# Advent of Code 2017: [Day 4](http://adventofcode.com/2017/day/4)

## Problem statement

>A new system policy has been put in place that requires all accounts to use a passphrase instead of simply a password. A passphrase consists of <font color='green'>a series of words (lowercase letters) separated by spaces</font>.

>To ensure security, a valid passphrase must contain <font color='blue'>no duplicate words</font>.

>For example:

>- '`aa bb cc dd ee`' is valid.
- '`aa bb cc dd aa`' is not valid - the word aa appears more than once.
- '`aa bb cc dd aaa`' is valid - '`aa`' and '`aaa`' count as different words.

>The system's full <font color='green'>passphrase list</font> is available as your puzzle input. **<font color='red'>How many</font> passphrases are valid?**

## Breaking down the problem
- **Task**: Count the number of valid passphrases given a passphrase list
- <font color='green'>Input</font>: A list of passphrases (strings)
- <font color='blue'>Process the data</font>: Filter out passphrases with duplicate words
- <font color='red'>Compute</font>: Find the length of the remaining passphrase list

## Implementation
The main thing to implement is to check whether a particular passphrase is valid or not - whether it contains any duplicate words.

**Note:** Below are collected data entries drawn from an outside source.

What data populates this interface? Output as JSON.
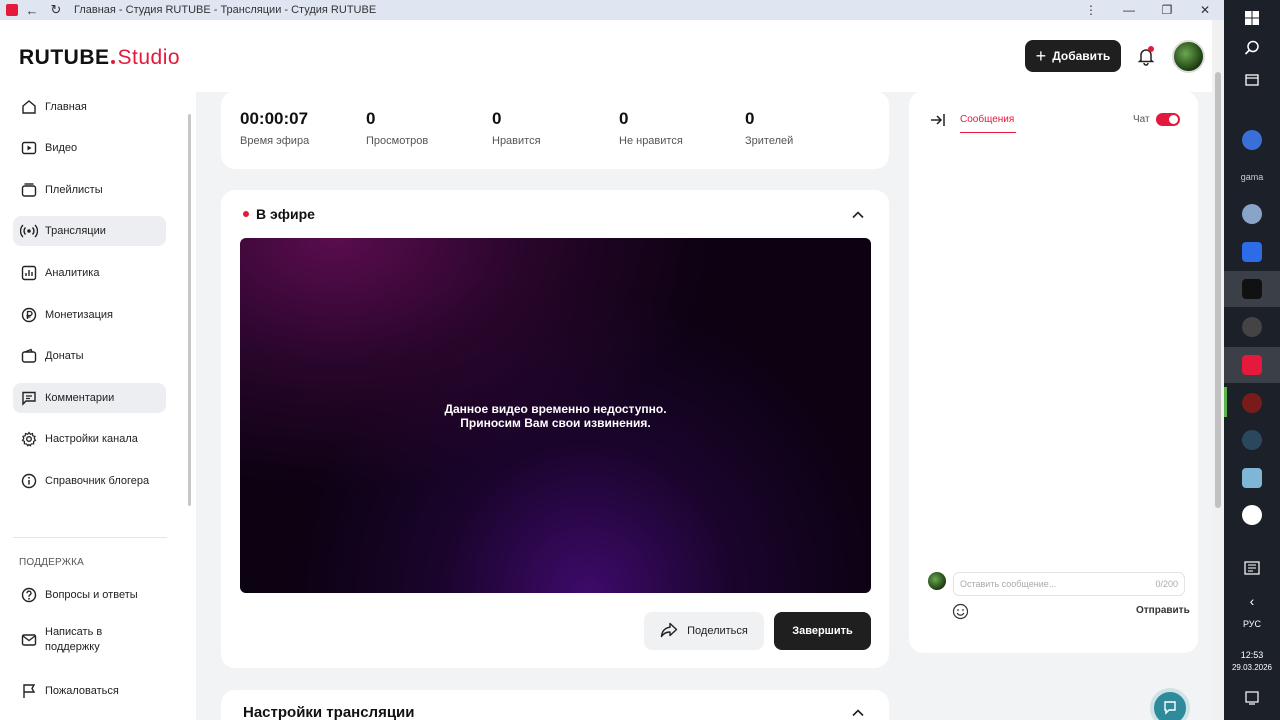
{
  "browser": {
    "tab_title": "Главная - Студия RUTUBE - Трансляции - Студия RUTUBE"
  },
  "header": {
    "logo_main": "RUTUBE",
    "logo_studio": "Studio",
    "add_label": "Добавить"
  },
  "sidebar": {
    "items": [
      {
        "label": "Главная",
        "icon": "home-icon"
      },
      {
        "label": "Видео",
        "icon": "video-icon"
      },
      {
        "label": "Плейлисты",
        "icon": "playlist-icon"
      },
      {
        "label": "Трансляции",
        "icon": "broadcast-icon"
      },
      {
        "label": "Аналитика",
        "icon": "analytics-icon"
      },
      {
        "label": "Монетизация",
        "icon": "ruble-icon"
      },
      {
        "label": "Донаты",
        "icon": "wallet-icon"
      },
      {
        "label": "Комментарии",
        "icon": "comment-icon"
      },
      {
        "label": "Настройки канала",
        "icon": "gear-icon"
      },
      {
        "label": "Справочник блогера",
        "icon": "info-icon"
      }
    ],
    "support_section": "ПОДДЕРЖКА",
    "support_items": [
      {
        "label": "Вопросы и ответы",
        "icon": "question-icon"
      },
      {
        "label": "Написать в поддержку",
        "icon": "mail-icon"
      },
      {
        "label": "Пожаловаться",
        "icon": "flag-icon"
      }
    ]
  },
  "stats": [
    {
      "value": "00:00:07",
      "label": "Время эфира"
    },
    {
      "value": "0",
      "label": "Просмотров"
    },
    {
      "value": "0",
      "label": "Нравится"
    },
    {
      "value": "0",
      "label": "Не нравится"
    },
    {
      "value": "0",
      "label": "Зрителей"
    }
  ],
  "live": {
    "title": "В эфире",
    "video_message_line1": "Данное видео временно недоступно.",
    "video_message_line2": "Приносим Вам свои извинения.",
    "share_label": "Поделиться",
    "end_label": "Завершить"
  },
  "settings": {
    "title": "Настройки трансляции"
  },
  "chat": {
    "tab_messages": "Сообщения",
    "chat_label": "Чат",
    "toggle_on": true,
    "input_placeholder": "Оставить сообщение...",
    "char_counter": "0/200",
    "send_label": "Отправить"
  },
  "taskbar": {
    "language": "РУС",
    "time": "12:53",
    "date": "29.03.2026",
    "app_label": "gama"
  },
  "colors": {
    "accent": "#e5193b",
    "dark_button": "#1f1f1f",
    "taskbar": "#1b2029"
  }
}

Python's `set` type reduces a list down to its unique elements, and so if a list (`words` in this case) stays the same length then every element must be unique. 

In [69]:
def valid(phrase):
    words = phrase.split()
    return len(set(words)) == len(words)

## Check against test cases
We can check this against the toy example given in the problem

In [70]:
phrase_list = [
    'aa bb cc dd ee',
    'aa bb cc dd aa',
    'aa bb cc dd aaa'
]

for passphrase in phrase_list:
    print('\'{}\' is {}'.format(passphrase, 'valid' if valid(passphrase) else 'not valid'))

'aa bb cc dd ee' is valid
'aa bb cc dd aa' is not valid
'aa bb cc dd aaa' is valid


## Solve problem
Since the data is all one block of text it needs to be preprocessed by splitting the lines into passphrases. The first five passphrases are shown as an example.

In [71]:
def load_data():
    with open('day4_input.txt') as f:
        return [phrase
                for phrase in f.read().split('\n')
                if len(phrase) > 0]
    
phrase_list = load_data()

for i, phrase in zip(range(5), phrase_list):
    print('{}: {}'.format(i, phrase))

0: sayndz zfxlkl attjtww cti sokkmty brx fhh suelqbp
1: xmuf znkhaes pggrlp zia znkhaes znkhaes
2: nti rxr bogebb zdwrin
3: sryookh unrudn zrkz jxhrdo gctlyz
4: bssqn wbmdc rigc zketu ketichh enkixg bmdwc stnsdf jnz mqovwg ixgken


The answer to the problem is simply the length of the list that results from filtering out any passphrases that are not valid

In [72]:
print(len([passphrase for passphrase in phrase_list
           if valid_passphrase(passphrase)]))

383


For **part two** passphrases are also not valid if any two words in the phrase are anagrams of each other. This works exactly the same as in part one, except we have redefined what it means for words to be unique.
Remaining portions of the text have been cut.